NASA has said for months that it needed to begin work on a robotic servicing mission this fall to have the spacecraft ready by the end of 2007, when Hubble's batteries are expected to give out, causing the telescope to shut down within hours.

Still, "we haven't totally discounted" a manned repair mission by the space shuttle, Hendrix added in a telephone interview. "We're still maintaining our options for a shuttle servicing mission."

NASA Administrator Sean O'Keefe, who canceled a planned shuttle servicing mission because of safety concerns after last year's Columbia tragedy, reversed course in August, saying the agency would plan a robotic mission.

Carlos McKenzie a Goddard procurement officer, said MD Robotics, of Brampton, Ontario, had been awarded a "letter contract" good for three months, until Congress finalizes NASA's 2005 budget.

MD Robotics is under contract to the Canadian Space Agency to build a stick figure-like robot nicknamed "Dextre," whose performance as an orbital mechanic so impressed Goddard engineers that NASA embraced it over the summer as the key component of the servicing mission. MD Robotics did not respond to telephone inquiries yesterday.

Hendrix said Lockheed Martin's contract was not provisional but will be "incrementally funded" as money became available. Lockheed Martin issued a statement saying "we're all looking forward to NASA's public announcement, and we respectfully reserve comment until that time."

Aerospace engineers have said that a Hubble De-Orbit Module will have many potential uses, because it will give the United States a robotic cargo-carrying capability in space, a capability currently possessed only by Russia.

Hendrix said Goddard will oversee and design the Hubble mission. Goddard will also build an "Ejection Module" that will be loaded on the robot ship to hold Dextre, MD Robotics' grappling arm and replacement instruments.

The grappling arm will hold onto the telescope until the spacecraft can dock with it, Hendrix said. Dextre will then open Hubble's cargo bay and insert the new instruments.

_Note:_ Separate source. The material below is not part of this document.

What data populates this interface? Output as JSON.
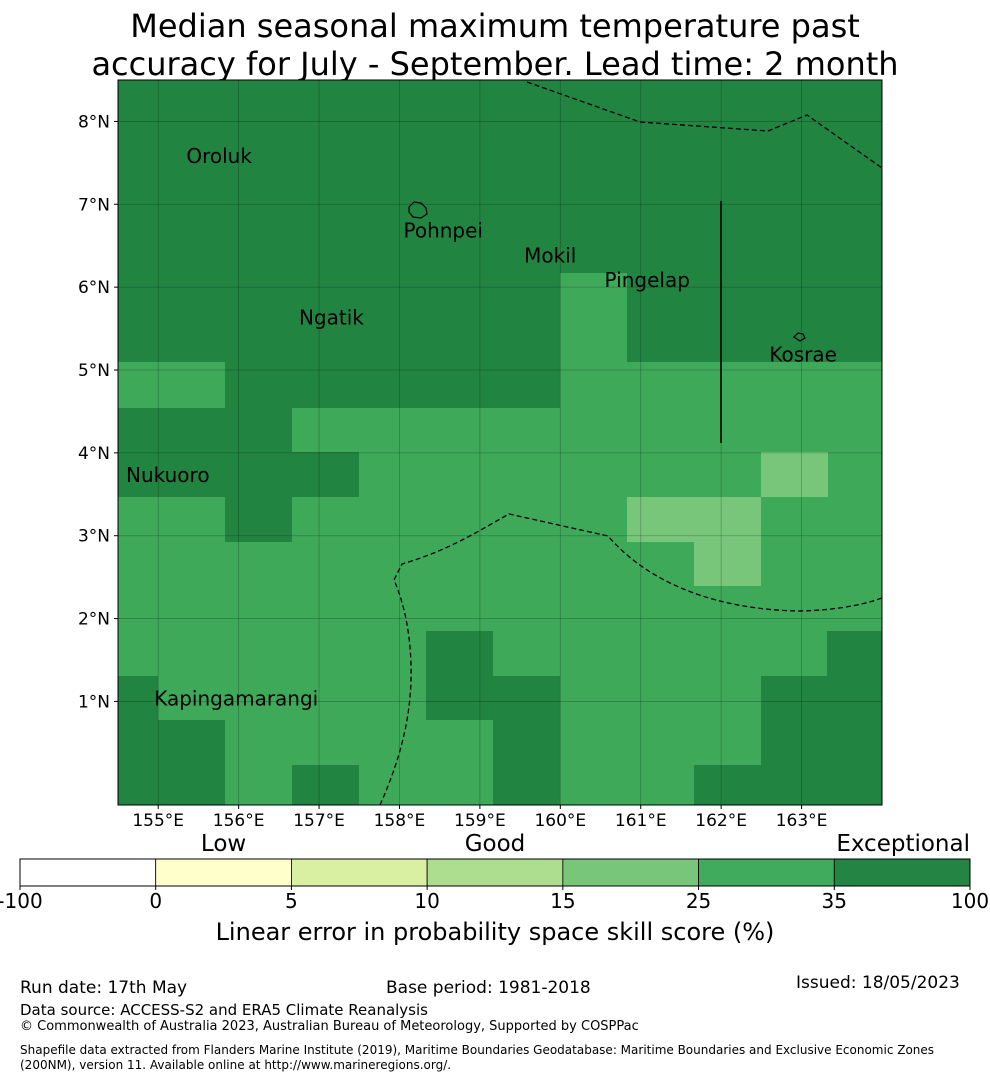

Hendrix said one of these, Wide Field Camera 3, has room inside its casing to hold three to six new gyroscopes that Hubble needs to control its attitude in space. The De-Orbit Module will carry Hubble's new batteries, which will be connected through the docking junction.

Once the jobs are finished, the Ejection Module will jettison Dextre and the grappling arm, which will burn up in the atmosphere.